Obat-obatan dan kemungkinan efek sampingnya dapat mempengaruhi individu dengan cara yang berbeda. Berikut adalah beberapa efek samping yang diketahui terkait dengan obat ini. Hanya karena efek samping dinyatakan di sini, bukan berarti semua orang yang menggunakan obat ini akan merasakannya atau efek sampingnya.

Jarang (mempengaruhi antara 1 dari 100 dan 1 dari 1000 orang)
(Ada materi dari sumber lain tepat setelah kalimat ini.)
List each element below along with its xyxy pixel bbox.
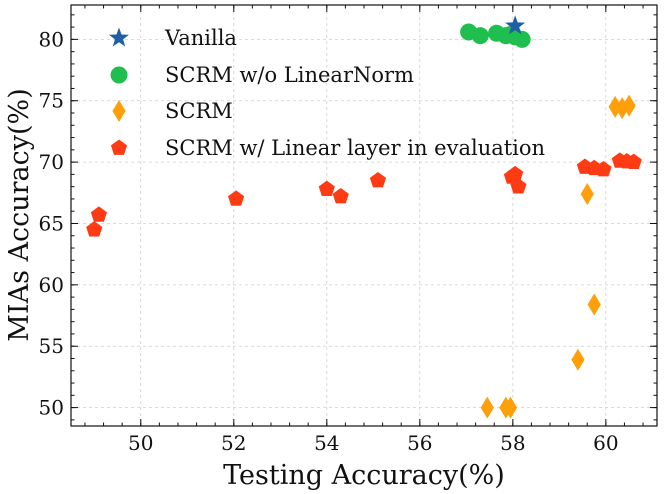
x-tick-label: 50 xyxy=(128,431,153,455)
y-tick-label: 70 xyxy=(39,150,64,174)
data-point xyxy=(228,190,245,206)
data-point xyxy=(580,183,594,206)
data-point xyxy=(622,94,636,117)
y-tick-labels: 50 55 60 65 70 75 80 xyxy=(39,27,64,419)
data-point xyxy=(510,178,527,194)
y-tick-label: 75 xyxy=(39,89,64,113)
data-point xyxy=(332,187,349,204)
legend-label: SCRM xyxy=(165,99,233,123)
x-tick-label: 56 xyxy=(407,431,432,455)
data-point xyxy=(587,293,601,316)
y-tick-label: 50 xyxy=(39,396,64,420)
data-point xyxy=(318,180,335,196)
x-tick-label: 52 xyxy=(221,431,246,455)
axis-ticks xyxy=(71,5,657,426)
legend-marker xyxy=(109,27,129,47)
data-point xyxy=(505,15,526,35)
x-tick-labels: 50 52 54 56 58 60 xyxy=(128,431,619,455)
data-point xyxy=(571,348,585,371)
legend-marker xyxy=(110,66,128,84)
data-point xyxy=(86,221,103,237)
data-point xyxy=(503,396,518,419)
data-point xyxy=(513,30,531,48)
legend: Vanilla SCRM w/o LinearNorm SCRM SCRM w/ Li… xyxy=(109,26,545,160)
x-axis-label: Testing Accuracy(%) xyxy=(223,460,505,491)
data-point xyxy=(369,172,387,188)
x-tick-label: 58 xyxy=(500,431,525,455)
data-point xyxy=(625,153,642,169)
y-tick-label: 65 xyxy=(39,211,64,235)
legend-label: Vanilla xyxy=(164,26,237,50)
y-tick-label: 60 xyxy=(39,273,64,297)
legend-marker xyxy=(110,139,128,155)
data-point xyxy=(90,206,107,222)
y-axis-label: MIAs Accuracy(%) xyxy=(4,88,35,341)
data-point xyxy=(595,160,612,177)
data-point xyxy=(615,97,629,120)
data-point xyxy=(507,165,524,182)
legend-label: SCRM w/o LinearNorm xyxy=(165,63,414,87)
data-point xyxy=(471,27,489,45)
grid-lines xyxy=(71,5,657,426)
legend-label: SCRM w/ Linear layer in evaluation xyxy=(165,136,545,160)
x-tick-label: 54 xyxy=(314,431,339,455)
legend-marker xyxy=(112,100,126,122)
data-point xyxy=(480,396,494,419)
y-tick-label: 80 xyxy=(39,27,64,51)
data-points xyxy=(86,15,642,419)
y-tick-label: 55 xyxy=(39,334,64,358)
x-tick-label: 60 xyxy=(593,431,618,455)
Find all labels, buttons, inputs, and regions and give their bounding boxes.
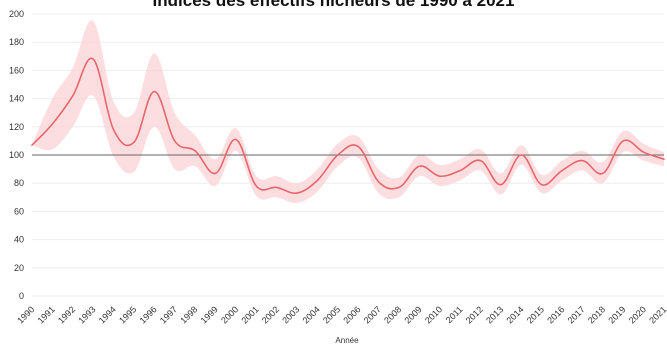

  • Sensasi terbakar setelah dimasukkan ke dalam tetes mata.
  • Sakit kepala.
  • Penglihatan kabur.
  • Sensasi sesuatu di mata (s).
  • Nyeri, gatal atau iritasi pada mata.
  • Mata kering.
  • Peradangan pada permukaan mata (keratitis).
  • Tekanan meningkat di bola mata.
  • Hidung meler.
  • Sakit tenggorokan.

Aplikasi kortikosteroid secara intensif atau lama ke mata dapat menyebabkan penipisan kornea (bagian depan bola mata), glaukoma, kerusakan pada saraf optik, perkembangan infeksi mata, atau pembentukan katarak. Spesialis mata Anda ingin Anda memeriksakan mata secara teratur untuk memantau jenis efek samping ini jika Anda menggunakan obat ini lebih dari seminggu.

Efek samping yang tercantum di atas mungkin tidak mencakup semua efek samping yang dilaporkan oleh produsen obat tersebut.

Untuk informasi lebih lanjut tentang risiko lain yang mungkin terkait dengan obat ini, bacalah informasi yang diberikan bersama obat atau konsultasikan dengan dokter atau apoteker Anda.

Bagaimana obat ini bisa mempengaruhi obat lain?

Tidak ada penelitian spesifik yang telah dilakukan oleh produsen untuk menentukan apakah obat ini berinteraksi dengan yang lain. Tidak diketahui berapa banyak, jika ada, obat ini diserap ke dalam aliran darah setelah diberikan ke mata, yang membuat sulit untuk memprediksi interaksi yang mungkin terjadi. Anda harus memberi tahu dokter atau apoteker bahwa Anda menggunakan obat ini sebelum menggunakan obat lain.

Jika Anda menggunakan lebih dari satu jenis tetes mata, Anda harus mengaturnya setidaknya lima menit, untuk mencegah penurunan kedua terlebih dahulu. Gunakan gel mata atau salep terakhir.

Obat lain mengandung bahan aktif yang sama

Saat ini tidak ada obat lain yang tersedia di Eropa yang mengandung tobramycin dan dexamethasone sebagai bahan aktif.

Tetes mata Maxidex hanya mengandung dexamethasone.